Unlike humans, sequential learning of multiple tasks is a difficult problem in a deep learning model. This problem is not only for discriminative models, but also for generative models, such as GAN. The Generative Replay method, which is frequently used in GAN continual learning, uses images generated by GAN provided in the previous task together for learning new tasks, but does not generate good images for CIFAR10, which is a relatively challenging task. Therefore, we can consider a rehearsal-based method that stores a portion of the real data, which cannot store a huge amount of images in limited memory because of large dimension of the real image. In this paper, we propose LactoGAN and LactoGAN+, continual learning methods that store latent vectors that are the inputs of GANs rather than storing real images, as the existing rehearsal-based approaches. As a result, more image knowledge can be stored in the same memory; thus, showing better results than the existing GAN continual learning methods.

Performance Improvement of Distributed Parallel Graph Data Processing in InfiniBand Networks

Hyeongjong Kim, Myeong-Seon Gil, Yang-Sae Moon

http://doi.org/10.5626/JOK.2023.50.4.359

Graph data, which values the relationship of each object, is widely used for new rules or association analysis that cannot be found in relational databases.

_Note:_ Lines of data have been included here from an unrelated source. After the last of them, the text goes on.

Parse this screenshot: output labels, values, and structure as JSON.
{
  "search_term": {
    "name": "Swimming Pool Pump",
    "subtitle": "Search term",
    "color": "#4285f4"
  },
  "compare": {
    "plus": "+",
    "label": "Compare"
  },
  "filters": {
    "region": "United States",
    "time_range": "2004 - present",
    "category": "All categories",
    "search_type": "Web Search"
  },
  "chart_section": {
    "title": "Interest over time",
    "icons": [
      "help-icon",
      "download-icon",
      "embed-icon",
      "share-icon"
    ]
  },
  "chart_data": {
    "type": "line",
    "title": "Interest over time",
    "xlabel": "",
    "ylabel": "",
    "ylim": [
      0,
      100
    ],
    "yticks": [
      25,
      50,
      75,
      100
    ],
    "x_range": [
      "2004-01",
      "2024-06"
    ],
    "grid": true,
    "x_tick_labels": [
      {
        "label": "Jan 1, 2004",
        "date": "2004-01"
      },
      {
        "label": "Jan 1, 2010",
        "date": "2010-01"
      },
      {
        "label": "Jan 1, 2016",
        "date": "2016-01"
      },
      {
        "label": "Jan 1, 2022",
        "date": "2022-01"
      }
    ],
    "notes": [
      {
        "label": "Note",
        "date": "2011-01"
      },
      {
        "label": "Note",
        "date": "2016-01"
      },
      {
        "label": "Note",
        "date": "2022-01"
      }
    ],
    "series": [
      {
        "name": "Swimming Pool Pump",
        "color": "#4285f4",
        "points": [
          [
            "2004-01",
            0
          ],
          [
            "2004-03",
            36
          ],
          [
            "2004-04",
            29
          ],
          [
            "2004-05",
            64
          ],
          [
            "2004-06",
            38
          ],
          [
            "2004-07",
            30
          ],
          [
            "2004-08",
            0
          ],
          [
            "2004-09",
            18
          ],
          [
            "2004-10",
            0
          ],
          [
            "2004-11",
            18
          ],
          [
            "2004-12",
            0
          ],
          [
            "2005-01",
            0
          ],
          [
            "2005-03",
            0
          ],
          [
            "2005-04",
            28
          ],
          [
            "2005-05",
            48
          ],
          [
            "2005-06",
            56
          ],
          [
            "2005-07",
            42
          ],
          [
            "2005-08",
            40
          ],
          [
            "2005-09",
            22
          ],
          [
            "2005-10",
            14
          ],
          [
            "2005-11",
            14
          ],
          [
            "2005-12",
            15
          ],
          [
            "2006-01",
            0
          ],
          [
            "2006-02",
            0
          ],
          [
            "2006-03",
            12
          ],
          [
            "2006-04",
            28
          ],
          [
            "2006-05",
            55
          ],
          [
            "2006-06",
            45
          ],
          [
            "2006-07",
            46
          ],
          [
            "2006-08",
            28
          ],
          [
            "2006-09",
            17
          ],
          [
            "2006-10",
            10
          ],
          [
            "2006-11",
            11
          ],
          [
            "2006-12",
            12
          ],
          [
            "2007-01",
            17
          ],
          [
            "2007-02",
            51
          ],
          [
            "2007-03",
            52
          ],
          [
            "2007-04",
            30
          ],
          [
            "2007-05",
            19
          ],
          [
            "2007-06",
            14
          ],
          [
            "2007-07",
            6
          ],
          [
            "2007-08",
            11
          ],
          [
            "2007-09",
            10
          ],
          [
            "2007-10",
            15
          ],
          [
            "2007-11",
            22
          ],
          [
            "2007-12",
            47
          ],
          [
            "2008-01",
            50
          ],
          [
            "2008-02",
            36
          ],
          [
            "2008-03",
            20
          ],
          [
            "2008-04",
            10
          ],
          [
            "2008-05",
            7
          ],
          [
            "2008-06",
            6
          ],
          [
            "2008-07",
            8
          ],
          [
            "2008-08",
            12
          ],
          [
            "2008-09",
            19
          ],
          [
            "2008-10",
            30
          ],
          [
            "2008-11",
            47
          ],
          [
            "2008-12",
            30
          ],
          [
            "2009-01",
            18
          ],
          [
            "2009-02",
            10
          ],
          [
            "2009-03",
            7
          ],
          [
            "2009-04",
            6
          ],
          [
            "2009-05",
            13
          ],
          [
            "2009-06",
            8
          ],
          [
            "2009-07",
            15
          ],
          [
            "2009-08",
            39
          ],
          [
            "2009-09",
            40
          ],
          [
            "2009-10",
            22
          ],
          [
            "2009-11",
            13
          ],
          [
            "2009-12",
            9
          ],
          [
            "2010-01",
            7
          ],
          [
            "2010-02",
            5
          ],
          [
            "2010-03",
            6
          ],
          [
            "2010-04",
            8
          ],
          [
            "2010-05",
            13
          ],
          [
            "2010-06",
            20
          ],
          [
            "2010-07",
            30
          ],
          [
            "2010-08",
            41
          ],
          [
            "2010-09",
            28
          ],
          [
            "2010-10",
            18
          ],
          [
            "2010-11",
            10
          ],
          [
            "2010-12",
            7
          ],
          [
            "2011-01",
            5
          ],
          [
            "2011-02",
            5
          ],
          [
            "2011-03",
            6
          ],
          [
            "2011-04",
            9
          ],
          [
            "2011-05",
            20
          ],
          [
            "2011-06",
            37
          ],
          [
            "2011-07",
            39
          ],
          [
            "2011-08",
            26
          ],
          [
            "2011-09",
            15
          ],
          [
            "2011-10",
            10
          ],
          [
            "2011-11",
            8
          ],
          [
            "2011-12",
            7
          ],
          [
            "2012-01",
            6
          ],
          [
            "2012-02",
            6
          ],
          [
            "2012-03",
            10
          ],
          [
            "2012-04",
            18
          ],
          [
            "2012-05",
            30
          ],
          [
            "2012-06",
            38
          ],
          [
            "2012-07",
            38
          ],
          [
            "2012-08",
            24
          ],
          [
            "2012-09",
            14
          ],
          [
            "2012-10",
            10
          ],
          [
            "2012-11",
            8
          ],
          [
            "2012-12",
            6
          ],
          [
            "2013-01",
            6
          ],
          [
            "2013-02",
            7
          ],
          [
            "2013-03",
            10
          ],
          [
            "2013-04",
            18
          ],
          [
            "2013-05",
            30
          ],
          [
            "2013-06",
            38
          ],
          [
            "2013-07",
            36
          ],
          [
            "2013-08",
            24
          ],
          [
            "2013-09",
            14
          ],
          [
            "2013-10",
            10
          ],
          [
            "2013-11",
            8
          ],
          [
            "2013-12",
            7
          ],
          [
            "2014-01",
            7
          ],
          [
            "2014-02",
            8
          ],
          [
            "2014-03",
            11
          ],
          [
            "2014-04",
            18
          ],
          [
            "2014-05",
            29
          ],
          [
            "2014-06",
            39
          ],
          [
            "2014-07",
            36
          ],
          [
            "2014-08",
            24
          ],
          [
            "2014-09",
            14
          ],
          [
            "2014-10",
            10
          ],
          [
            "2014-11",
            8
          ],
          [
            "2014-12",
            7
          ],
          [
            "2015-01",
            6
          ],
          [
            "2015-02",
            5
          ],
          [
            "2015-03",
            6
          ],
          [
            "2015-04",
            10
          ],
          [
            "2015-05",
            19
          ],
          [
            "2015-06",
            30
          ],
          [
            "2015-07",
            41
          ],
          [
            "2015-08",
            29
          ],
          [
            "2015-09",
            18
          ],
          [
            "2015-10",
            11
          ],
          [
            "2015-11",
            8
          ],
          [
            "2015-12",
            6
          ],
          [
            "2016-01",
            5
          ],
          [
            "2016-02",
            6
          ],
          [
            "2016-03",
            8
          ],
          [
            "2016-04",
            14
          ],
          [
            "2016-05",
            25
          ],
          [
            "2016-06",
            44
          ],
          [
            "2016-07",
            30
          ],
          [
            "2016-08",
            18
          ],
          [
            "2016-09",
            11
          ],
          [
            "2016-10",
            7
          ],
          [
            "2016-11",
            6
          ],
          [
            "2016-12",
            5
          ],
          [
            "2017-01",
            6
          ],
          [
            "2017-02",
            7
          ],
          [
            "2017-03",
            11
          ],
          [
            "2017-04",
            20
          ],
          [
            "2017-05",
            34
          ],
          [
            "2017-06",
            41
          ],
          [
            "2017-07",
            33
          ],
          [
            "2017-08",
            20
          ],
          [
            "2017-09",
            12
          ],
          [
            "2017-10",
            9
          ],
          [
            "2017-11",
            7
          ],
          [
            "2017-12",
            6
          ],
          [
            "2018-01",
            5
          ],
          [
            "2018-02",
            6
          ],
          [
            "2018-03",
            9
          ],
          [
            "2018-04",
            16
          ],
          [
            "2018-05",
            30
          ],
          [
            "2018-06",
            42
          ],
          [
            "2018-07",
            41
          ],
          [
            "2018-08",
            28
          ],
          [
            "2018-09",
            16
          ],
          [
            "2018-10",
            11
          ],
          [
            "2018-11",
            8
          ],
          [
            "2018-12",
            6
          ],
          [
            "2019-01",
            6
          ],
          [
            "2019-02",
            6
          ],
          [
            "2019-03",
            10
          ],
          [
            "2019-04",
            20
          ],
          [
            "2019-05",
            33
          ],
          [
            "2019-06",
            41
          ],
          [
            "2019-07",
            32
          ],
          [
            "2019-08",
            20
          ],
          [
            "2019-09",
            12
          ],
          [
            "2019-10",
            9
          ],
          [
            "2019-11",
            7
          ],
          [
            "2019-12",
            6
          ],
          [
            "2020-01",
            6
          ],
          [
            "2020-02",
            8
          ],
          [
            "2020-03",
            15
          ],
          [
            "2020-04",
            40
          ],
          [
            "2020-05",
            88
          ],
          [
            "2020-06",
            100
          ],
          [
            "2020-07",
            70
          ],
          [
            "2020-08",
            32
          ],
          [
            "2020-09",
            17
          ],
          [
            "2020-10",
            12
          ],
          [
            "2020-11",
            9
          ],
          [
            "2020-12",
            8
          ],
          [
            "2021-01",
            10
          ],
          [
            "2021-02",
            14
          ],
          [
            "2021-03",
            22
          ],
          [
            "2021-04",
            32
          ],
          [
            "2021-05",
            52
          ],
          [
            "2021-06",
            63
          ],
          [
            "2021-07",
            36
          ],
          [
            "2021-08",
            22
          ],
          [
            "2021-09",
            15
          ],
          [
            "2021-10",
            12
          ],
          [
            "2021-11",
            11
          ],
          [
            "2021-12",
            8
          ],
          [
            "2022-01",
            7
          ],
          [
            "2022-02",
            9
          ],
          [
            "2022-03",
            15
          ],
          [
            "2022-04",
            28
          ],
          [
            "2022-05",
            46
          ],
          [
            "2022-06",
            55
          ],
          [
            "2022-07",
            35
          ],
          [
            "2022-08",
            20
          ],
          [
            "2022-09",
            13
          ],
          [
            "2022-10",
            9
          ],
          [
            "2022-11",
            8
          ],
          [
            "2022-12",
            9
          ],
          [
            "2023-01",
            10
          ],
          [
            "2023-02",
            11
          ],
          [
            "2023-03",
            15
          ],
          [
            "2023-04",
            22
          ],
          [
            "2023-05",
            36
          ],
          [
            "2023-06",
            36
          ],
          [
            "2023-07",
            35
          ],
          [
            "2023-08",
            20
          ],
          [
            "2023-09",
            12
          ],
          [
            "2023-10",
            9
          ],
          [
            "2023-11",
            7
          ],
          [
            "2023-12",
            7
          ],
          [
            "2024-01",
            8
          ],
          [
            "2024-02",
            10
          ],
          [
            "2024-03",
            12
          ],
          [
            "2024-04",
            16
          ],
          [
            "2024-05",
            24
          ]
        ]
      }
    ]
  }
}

However, there is a limit to high-speed processing due to its complex structure and massive data size. In this paper, we propose PIGraph (Pregel and InfiniBand-based Graph processing engine) to improve the processing performance of graph data. PIGraph is an advanced graph processing engine based on Pregel, which is a representative graph processing model. PIGraph supports the distributed parallel structure using InfiniBand and RDMA (Remote Direct Memory Access) technology to reduce the management complexity of distributed graph processing. In particular, PIGraph improves the processing performance of graph data by optimizing the RDMA communication with segment-based transmissions. Experimental results show that PIGraph improves the processing time by up to 190% compared to Apache Giraph.